• Business And Markets

    Gov't Intervention in Share Prices Censured 

    The managing director of the Securities and Exchange Organization, Hassan Ghalibaf-Asl, has again asked government bodies to stop intervention in pricing products of listed companies. 

    Ghalibaf-Asl pointed to the government decision to “set a ceiling and a floor "for goods listed at the Iran Mercantile Exchange, saying that such rules are at odds with market mechanisms in which supply and demand rule. 

    Market observers say while policy and decision makers ostensibly take such measures to curb price gauging of steel in the domestic market and support end consumers, in essence such moves have the opposite effect filling the coffers of avaricious middlemen and intensify rent-seeking.

    "While intervention in pricing commodities like steel, cement and the auto sector is aimed at protecting the [low-income] people, it hardly ever produces the desired results and harms investor interest. There always are middlemen who come out as winners of such decisions," the Securities and Exchange News Agency quoted him as saying.

    Shareholders will be hurt eventually by such decisions that negatively impact profit-making of listed companies. 

    "In line with its legal mandate to protect shareholders, the SEO is against pricing intervention. The organization will do all it can  to protect shareholders that now exceed 50 million.” 

    Experts say the ill-advised procedures have worsened volatility in the open market and given rise to “artificial demand” due to lower IME prices. 

    "Experience has it that most goods bought [at low prices] from the bourse are in the open market at inflated prices," Ghalibaf-Asl rued. 

    In recent weeks, the Rouhani administration’s controversial decision to set a price cap for steel products traded at IME became a cause celebre among government officials, steel producers, stock market authorities and private stakeholders.

    Earlier in November the head of the Tehran Chamber of Commerce, Industries, Mines and Agriculture Masoud Khansari urged the government to rethink the steel pricing mechanism at the IME.

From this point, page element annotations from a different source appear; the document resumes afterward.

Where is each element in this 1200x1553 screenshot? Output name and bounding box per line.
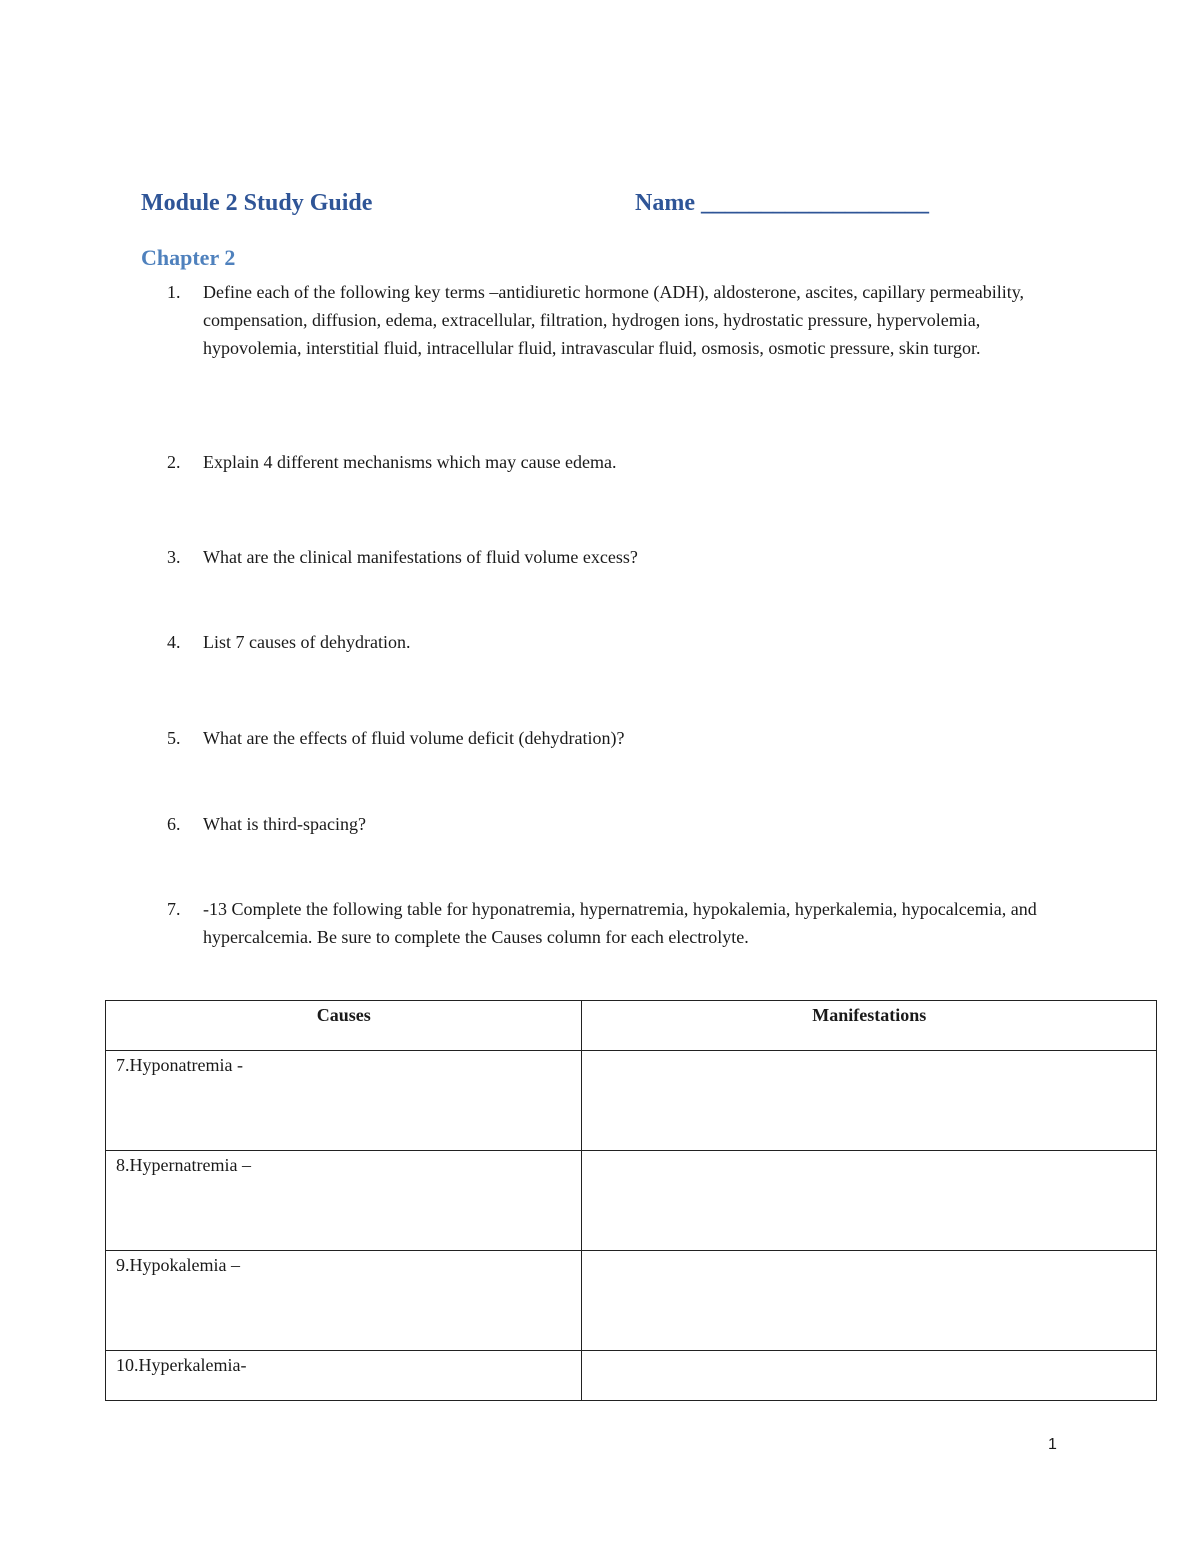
table-row — [106, 1251, 1157, 1351]
question-number: 7. — [167, 899, 181, 919]
question-text: What are the clinical manifestations of fluid volume excess? — [203, 547, 638, 567]
causes-cell[interactable]: 8.Hypernatremia – — [106, 1151, 582, 1251]
electrolyte-table — [105, 1000, 1157, 1401]
table-row — [106, 1151, 1157, 1251]
page-number: 1 — [1048, 1436, 1057, 1453]
manifestations-cell[interactable] — [582, 1051, 1157, 1151]
question-number: 2. — [167, 452, 181, 472]
question-text: Define each of the following key terms –antidiuretic hormone (ADH), aldosterone, ascites, capillary permeability, compensation, diffusion, edema, extracellular, filtration, hydrogen ions, hydrostatic pressure, hypervolemia, hypovolemia, interstitial fluid, intracellular fluid, intravascular fluid, osmosis, osmotic pressure, skin turgor. — [203, 282, 1025, 358]
question-number: 5. — [167, 728, 181, 748]
column-header-manifestations: Manifestations — [582, 1001, 1157, 1051]
question-text: What is third-spacing? — [203, 814, 366, 834]
question-text: What are the effects of fluid volume deficit (dehydration)? — [203, 728, 625, 748]
question-text: -13 Complete the following table for hyponatremia, hypernatremia, hypokalemia, hyperkalemia, hypocalcemia, and hypercalcemia. Be sure to complete the Causes column for each electrolyte. — [203, 899, 1037, 947]
question-text: Explain 4 different mechanisms which may cause edema. — [203, 452, 617, 472]
manifestations-cell[interactable] — [582, 1351, 1157, 1401]
chapter-heading: Chapter 2 — [141, 245, 236, 270]
question-number: 3. — [167, 547, 181, 567]
manifestations-cell[interactable] — [582, 1251, 1157, 1351]
question-number: 1. — [167, 282, 181, 302]
document-title: Module 2 Study Guide — [141, 190, 373, 216]
table-row — [106, 1351, 1157, 1401]
question-number: 6. — [167, 814, 181, 834]
column-header-causes: Causes — [106, 1001, 582, 1051]
table-header-row — [106, 1001, 1157, 1051]
name-field: Name ___________________ — [635, 190, 929, 216]
question-number: 4. — [167, 632, 181, 652]
question-text: List 7 causes of dehydration. — [203, 632, 411, 652]
causes-cell[interactable]: 9.Hypokalemia – — [106, 1251, 582, 1351]
causes-cell[interactable]: 7.Hyponatremia - — [106, 1051, 582, 1151]
table-row — [106, 1051, 1157, 1151]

    Khansari described the interventionist approach as "a serious threat" to the production and export of the key commodity. 

    In the same vein, Hossein Selahvarzi, a member of High Council of Securities and Exchange and vice president of ICCIMA highlighted the harmful effects of the controversial pricing mechanism on share prices of listed steel companies and its negative impact on market capitalization. 

    He linked the steep fall in share prices of steel companies as one ramification of the unwanted and unhelpful decisions.